On April 20, 1997, at 1615 central daylight time, a Boeing 747-300 airplane, Dutch registration PHBUL, collided with another airplane while taxiing for takeoff at the Houston Intercontinental Airport, near Houston, Texas. The airplane was being operated by the Royal Dutch Airlines as KLM Flight 662 under Tittle 14 CFR Part 129, at the time of the incident. None of the 284 passengers, 10 flight attendants, or the 5 flight crewmembers were injured. Visual meteorological conditions prevailed for the scheduled international flight for which an IFR flight plan was filed. KLM Flight 662 was originating at the time of the incident, with Amsterdam, The Netherlands, at its intended destination.

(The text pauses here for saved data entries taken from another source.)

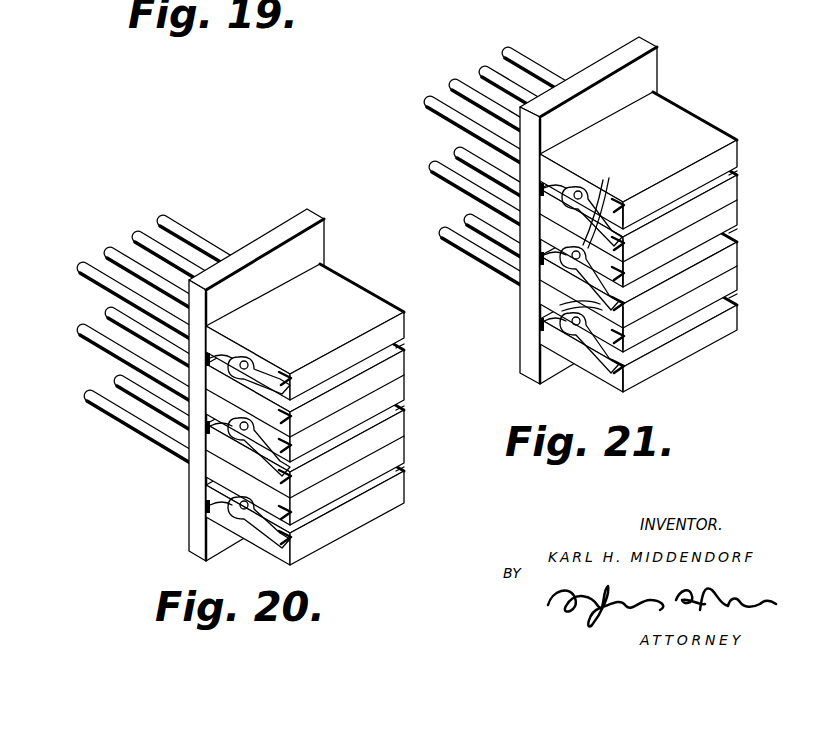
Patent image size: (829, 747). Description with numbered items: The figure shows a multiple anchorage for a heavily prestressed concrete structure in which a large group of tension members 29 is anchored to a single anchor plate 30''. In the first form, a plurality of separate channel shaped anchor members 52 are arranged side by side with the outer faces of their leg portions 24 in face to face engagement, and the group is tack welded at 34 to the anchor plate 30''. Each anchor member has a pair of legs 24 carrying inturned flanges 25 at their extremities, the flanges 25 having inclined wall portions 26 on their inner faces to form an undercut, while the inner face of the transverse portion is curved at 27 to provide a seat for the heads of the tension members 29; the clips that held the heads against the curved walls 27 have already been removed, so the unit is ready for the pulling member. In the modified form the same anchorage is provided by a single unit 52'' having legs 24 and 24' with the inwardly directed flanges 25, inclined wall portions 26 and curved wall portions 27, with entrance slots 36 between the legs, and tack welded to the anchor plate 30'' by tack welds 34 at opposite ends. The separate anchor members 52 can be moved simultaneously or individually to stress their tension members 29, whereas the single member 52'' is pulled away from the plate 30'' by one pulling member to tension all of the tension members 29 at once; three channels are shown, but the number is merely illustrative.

In FIG. 20, the legs 24 is at (266, 442).
In FIG. 21, the legs 24 is at (592, 266).
In FIG. 21, the leg 24' is at (548, 249).
In FIG. 21, the inturned flanges 25 is at (625, 214).
In FIG. 20, the inclined wall portions 26 is at (290, 376).
In FIG. 21, the inclined wall portions 26 is at (610, 207).
In FIG. 20, the curved wall portion 27 is at (238, 358).
In FIG. 21, the curved wall portion 27 is at (560, 178).
In FIG. 20, the tension members 29 is at (158, 222).
In FIG. 21, the tension members 29 is at (504, 56).
In FIG. 20, the anchor plate 30'' is at (256, 372).
In FIG. 21, the anchor plate 30'' is at (588, 195).
In FIG. 20, the tack weld 34 is at (214, 357).
In FIG. 21, the tack weld 34 is at (538, 252).
In FIG. 20, the entrance slots 36 is at (405, 345).
In FIG. 21, the entrance slots 36 is at (738, 169).
In FIG. 20, the anchor members 52 is at (277, 400).
In FIG. 21, the single unit anchor member 52'' is at (652, 233).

According to Air Traffic Control (ATC) personnel at the airport, an Air France Boeing 767 was number one in sequence for takeoff at the runup area for runway 14L. The Air France flight reported to ATC that they were not ready for takeoff; however, they did not state the reason for their delay. ATC asked KLM flight 662, which was number two for departure, if they were able to taxi around the Air France Boeing 767 which was standing on the right side of the KLM Boeing 747. The KLM crew answered that they were able to taxi around and they were subsequently cleared by ATC to taxi into position and hold for departure on 14L.

The first officer of the KLM 747 stated that the flight crew was aware of the close clearance between the two wing tips and they "taxied slowly and cautiously" slightly to the left of the yellow taxi line. The first officer stated that he remarked "we were clear" as he watched out his window on the right side of the cockpit. A couple seconds after the "all clear" the crew reported that a "slight bump" was felt which they attributed to a bump on the taxiway.

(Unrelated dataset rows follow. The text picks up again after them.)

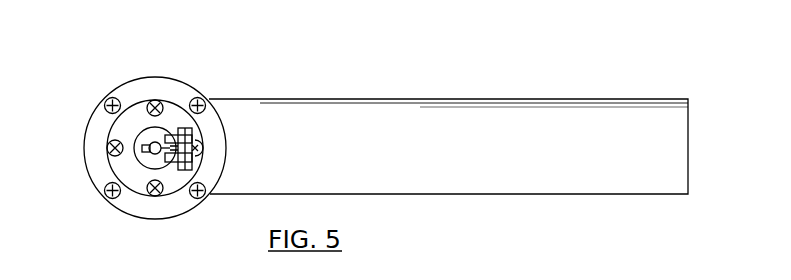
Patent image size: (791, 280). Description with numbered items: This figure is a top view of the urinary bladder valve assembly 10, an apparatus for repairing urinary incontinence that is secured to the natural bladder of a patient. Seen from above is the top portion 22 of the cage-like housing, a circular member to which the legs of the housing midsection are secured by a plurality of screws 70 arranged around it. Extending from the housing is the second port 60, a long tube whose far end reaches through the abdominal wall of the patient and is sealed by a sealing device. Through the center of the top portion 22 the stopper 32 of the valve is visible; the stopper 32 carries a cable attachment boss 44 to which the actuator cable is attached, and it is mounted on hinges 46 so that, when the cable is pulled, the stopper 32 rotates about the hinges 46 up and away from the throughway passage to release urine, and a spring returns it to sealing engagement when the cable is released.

The urinary bladder valve assembly 10 is at (350, 152).
The top portion 22 is at (97, 145).
The stopper 32 is at (150, 166).
The cable attachment boss 44 is at (145, 153).
The hinges 46 is at (182, 127).
The second port 60 is at (510, 99).
The screws 70 is at (106, 98).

While taxiing around the standing Air France Boeing 767, the extended right outboard leading edge flap from the KLM 747 impacted the left wing tip of the Air France 767, resulting in minor damage to both airplanes. The flight crew of the Air France's 767 reported the collision to ATC by radio.

Airport operations personnel reported that no fuel was spilled from either aircraft and both airplanes taxied back to their respective gates in the international ramp where all passengers were deplaned without further incident. Air France's maintenance personnel replaced the left wing navigation light assembly from the Boeing 767 and the airplane was released, departing Houston approximately 3 hours after the their scheduled departure time.

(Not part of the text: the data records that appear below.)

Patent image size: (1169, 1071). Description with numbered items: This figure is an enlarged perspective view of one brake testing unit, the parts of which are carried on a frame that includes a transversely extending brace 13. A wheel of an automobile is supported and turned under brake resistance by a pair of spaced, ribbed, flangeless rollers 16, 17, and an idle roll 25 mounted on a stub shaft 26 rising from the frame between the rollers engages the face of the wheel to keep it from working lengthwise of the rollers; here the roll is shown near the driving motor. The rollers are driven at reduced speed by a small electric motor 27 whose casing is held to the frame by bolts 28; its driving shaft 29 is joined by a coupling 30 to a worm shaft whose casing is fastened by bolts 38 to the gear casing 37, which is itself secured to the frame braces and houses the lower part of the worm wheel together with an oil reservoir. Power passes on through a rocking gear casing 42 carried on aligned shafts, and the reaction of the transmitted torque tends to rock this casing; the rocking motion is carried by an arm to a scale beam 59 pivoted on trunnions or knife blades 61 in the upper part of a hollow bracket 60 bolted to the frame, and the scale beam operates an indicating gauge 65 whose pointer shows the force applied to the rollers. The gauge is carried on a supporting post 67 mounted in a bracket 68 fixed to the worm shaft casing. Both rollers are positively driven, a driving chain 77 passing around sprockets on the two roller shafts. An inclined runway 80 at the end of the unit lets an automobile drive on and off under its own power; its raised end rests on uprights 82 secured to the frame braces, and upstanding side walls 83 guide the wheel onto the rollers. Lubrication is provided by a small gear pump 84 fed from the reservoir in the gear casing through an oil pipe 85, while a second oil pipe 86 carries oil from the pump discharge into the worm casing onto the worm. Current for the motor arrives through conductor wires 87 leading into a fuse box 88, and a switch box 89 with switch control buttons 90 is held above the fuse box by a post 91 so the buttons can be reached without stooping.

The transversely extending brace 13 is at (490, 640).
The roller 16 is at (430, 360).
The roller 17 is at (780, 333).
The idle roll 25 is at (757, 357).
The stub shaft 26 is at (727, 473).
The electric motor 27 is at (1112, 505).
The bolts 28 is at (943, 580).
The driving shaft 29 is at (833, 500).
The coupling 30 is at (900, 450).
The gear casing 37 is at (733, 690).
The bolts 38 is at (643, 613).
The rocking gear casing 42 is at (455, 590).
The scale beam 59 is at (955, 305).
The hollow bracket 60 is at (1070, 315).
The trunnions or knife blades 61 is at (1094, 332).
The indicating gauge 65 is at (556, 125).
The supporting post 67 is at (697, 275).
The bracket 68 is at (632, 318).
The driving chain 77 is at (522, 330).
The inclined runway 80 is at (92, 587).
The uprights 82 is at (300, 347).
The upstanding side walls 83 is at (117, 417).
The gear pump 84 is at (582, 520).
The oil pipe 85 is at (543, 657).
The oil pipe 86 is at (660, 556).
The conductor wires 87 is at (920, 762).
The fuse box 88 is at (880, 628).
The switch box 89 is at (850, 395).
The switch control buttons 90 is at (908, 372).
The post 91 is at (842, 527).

Damage to the KLM Boeing 747 was limited to the leading edge of the outboard leading edge flap and the flap actuator. According to the FAA inspector at the site, the wing tip is visible from the first officer's station in the cockpit of the 747. Additionally, the FAA inspector reported that the side window was crazed.

The scheduled departure time for KLM Flight 662 was 1540. The visibility at the time of the incident was reported in excess of 10 nautical miles without restrictions.